晩夏を過ぎると、30歳になる。
30歳にもなれば、ちゃんとしないといけない。
ちゃんとする? ちゃんとするって、どうすればいいんだろうか。勉強や仕事こそはちゃんとしてきたものの、私生活においてちゃんとしたことがないから正解が分からない。なにせ、いまだにピアスを付け、マリリンマンソンのバンTを着て高円寺で飲んでいるくらいだ。
この記事は、20代に囚われた男が、己の若さを片付けるための物語である。
【前回記事】
最も「カッコいい」文学者
四ツ谷:今日は北山の好きな寺山修司と別れを告げるよ。寺山なんて若さの象徴だからな。カルチャーに関心を持ち始めたばかりの若者が、一番最初に衝撃を受ける作家だ。
北山:そうだね。寺山は『書を捨てよ、町へ出よう』や『誰か故郷を想はざる』の代表作で知られているけど、随筆だけじゃなくて「毛皮のマリー」や「血は立ったまま眠っている」など戯曲でも有名。アングラ演劇も主催して前衛芸術を確立させたし、いわばアヴァンギャルドな総合文化人ってわけだ。既存の文学をぶち破った。これは20代が夢中になるのも無理はない。
四ツ谷:端的な説明をどうもありがとう。北山が読んでいたのは大学生の時?
北山:実家の父親の本棚に『田園に死す』があって、なんとなく認識はしていた。大学入学を機に上京してから角川文庫版のモデルさんを起用した新カバーに魅了されて、まるっと買い集めた記憶がある。
四ツ谷:ふーん、随分と楽しそうに語るね。まあそんな寺山ともおさらばだ。心の準備はできたか。
寺山ワールドへの扉
北山:この扉を開いたら、最後の寺山体験が待っているのか……。
四ツ谷:おお、なかなか圧巻の展示だな。机の抽斗のなかの資料を、懐中電灯で照らしてみるのか。ここにはいっぱいポスターが並んでいる。
ところで、一番好きな作品は?
北山:短歌の「マッチ擦るつかのま海に霧ふかし身捨つるほどの祖国はありや」だね。「つかのまの海に」じゃなくて、「つかのま海に」ってところが抜群にカッコいい。
上の句の情景描写でうっとりしていたところを、下の句でぶん殴られる感じも良い。バランスが素晴らしい。
魅力は「危ない空気」
四ツ谷:エッセイじゃないのか。短歌以外では何が好き?
北山:正直、特段好きなエッセイはないかもな。これは多くの読者に共通している気もするけど、「寺山修司」という世界観を楽しんでいるわけだ。エッセイの数は多いけど、割と内容は重複している気もするし。とにかく、醸し出される「危ない空気」が最高なんだ。

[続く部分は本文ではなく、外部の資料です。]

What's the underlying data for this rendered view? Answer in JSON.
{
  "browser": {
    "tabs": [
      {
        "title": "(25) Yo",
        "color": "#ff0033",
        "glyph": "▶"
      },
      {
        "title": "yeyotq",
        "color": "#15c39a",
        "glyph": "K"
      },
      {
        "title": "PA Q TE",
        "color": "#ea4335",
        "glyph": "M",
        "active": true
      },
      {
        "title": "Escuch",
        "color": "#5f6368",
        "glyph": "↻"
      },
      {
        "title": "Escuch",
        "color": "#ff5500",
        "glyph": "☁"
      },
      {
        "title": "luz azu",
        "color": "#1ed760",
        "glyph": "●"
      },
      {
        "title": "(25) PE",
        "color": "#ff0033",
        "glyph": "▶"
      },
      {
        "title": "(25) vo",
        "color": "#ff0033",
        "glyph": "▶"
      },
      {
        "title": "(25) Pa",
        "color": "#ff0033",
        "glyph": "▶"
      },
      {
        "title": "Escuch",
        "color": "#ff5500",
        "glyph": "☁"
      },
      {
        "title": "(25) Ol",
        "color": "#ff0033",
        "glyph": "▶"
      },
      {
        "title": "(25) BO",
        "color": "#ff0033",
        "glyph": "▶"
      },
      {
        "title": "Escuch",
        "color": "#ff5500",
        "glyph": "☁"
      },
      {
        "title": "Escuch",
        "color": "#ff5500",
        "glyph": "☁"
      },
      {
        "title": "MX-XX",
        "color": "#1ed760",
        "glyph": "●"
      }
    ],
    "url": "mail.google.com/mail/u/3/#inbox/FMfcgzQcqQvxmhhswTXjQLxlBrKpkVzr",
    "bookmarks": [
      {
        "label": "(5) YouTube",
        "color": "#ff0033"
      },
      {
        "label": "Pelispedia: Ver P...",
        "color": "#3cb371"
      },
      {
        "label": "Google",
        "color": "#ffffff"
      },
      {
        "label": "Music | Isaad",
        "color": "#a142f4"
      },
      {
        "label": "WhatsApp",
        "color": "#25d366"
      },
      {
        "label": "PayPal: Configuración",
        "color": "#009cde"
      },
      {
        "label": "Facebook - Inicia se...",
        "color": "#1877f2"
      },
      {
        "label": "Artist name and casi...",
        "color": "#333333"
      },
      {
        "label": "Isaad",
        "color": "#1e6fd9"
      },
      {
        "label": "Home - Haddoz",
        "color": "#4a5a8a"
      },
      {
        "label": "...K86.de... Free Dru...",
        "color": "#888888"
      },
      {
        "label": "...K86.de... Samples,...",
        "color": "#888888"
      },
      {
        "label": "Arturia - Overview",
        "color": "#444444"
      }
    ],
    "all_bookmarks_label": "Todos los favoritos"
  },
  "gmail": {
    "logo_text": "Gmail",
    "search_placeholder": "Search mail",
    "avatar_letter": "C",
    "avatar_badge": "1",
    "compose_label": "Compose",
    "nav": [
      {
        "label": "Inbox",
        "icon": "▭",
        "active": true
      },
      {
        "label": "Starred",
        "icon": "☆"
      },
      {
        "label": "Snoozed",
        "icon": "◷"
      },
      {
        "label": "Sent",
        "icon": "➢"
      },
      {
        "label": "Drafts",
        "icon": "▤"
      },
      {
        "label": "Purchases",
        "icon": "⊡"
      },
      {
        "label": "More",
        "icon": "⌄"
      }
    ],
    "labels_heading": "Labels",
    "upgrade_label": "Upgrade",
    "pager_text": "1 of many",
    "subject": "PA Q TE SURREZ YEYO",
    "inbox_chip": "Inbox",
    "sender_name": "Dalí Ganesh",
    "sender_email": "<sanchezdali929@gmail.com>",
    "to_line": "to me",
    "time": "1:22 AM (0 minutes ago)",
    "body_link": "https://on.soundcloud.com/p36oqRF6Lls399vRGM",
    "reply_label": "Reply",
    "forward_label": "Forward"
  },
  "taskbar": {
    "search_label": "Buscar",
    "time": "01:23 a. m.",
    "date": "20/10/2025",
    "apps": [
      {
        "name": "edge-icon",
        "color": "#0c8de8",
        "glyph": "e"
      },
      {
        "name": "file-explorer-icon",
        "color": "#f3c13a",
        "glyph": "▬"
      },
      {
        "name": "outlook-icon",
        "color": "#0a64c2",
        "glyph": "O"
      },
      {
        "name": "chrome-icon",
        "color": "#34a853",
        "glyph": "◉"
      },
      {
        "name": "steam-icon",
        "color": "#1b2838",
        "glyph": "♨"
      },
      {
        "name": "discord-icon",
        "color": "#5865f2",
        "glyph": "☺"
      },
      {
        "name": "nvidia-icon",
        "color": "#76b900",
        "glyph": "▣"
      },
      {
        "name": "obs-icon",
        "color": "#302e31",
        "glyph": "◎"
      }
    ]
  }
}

四ツ谷:つまりは、ヤンチャな先輩に憧れる感性みたいなものか。
北山:近いかもしれないな。当たり前だけど、文章が圧倒的に巧いのは間違いないね。もともと俳句の人間だから、一文一文が冴えてるんだよね。どこを抜き出しても油断していない。
時代を置いてけぼりにした感性
四ツ谷:それにしても、文学者の記念館の割に立体物の数が多いな。すごい存在感だ。戦前の三沢生まれでこのセンスが生まれたのは信じられない。
北山:これぞ、寺山ワールドよ。1960年代のセンスとは思えない。昨日見て回った通り、三沢は米軍基地の町だから、カルチャーの流入は独特だったのかもしれない。あ、撮影OKらしいから、このモニュメントと写真撮ってよ。
四ツ谷:仕方ないな。最後くらい情けをかけてやろう。
北山:誰か故郷を想はざるーー。やっぱり、寺山のキーワードは「故郷」や「母」なんだな。母性的なものに対する憧憬を感じる。
四ツ谷:なんか喋ってるけど、やっぱり大学生にしか見えないな。さっさと見て回って、一刻も早く卒業してもらわないと。
北山:いやー楽しかった。ここに来るために久しぶりに読み返したからな。おかげで新鮮な気持ちで楽しめたよ。
四ツ谷:あ、かえって余計なことをしたかもしれない。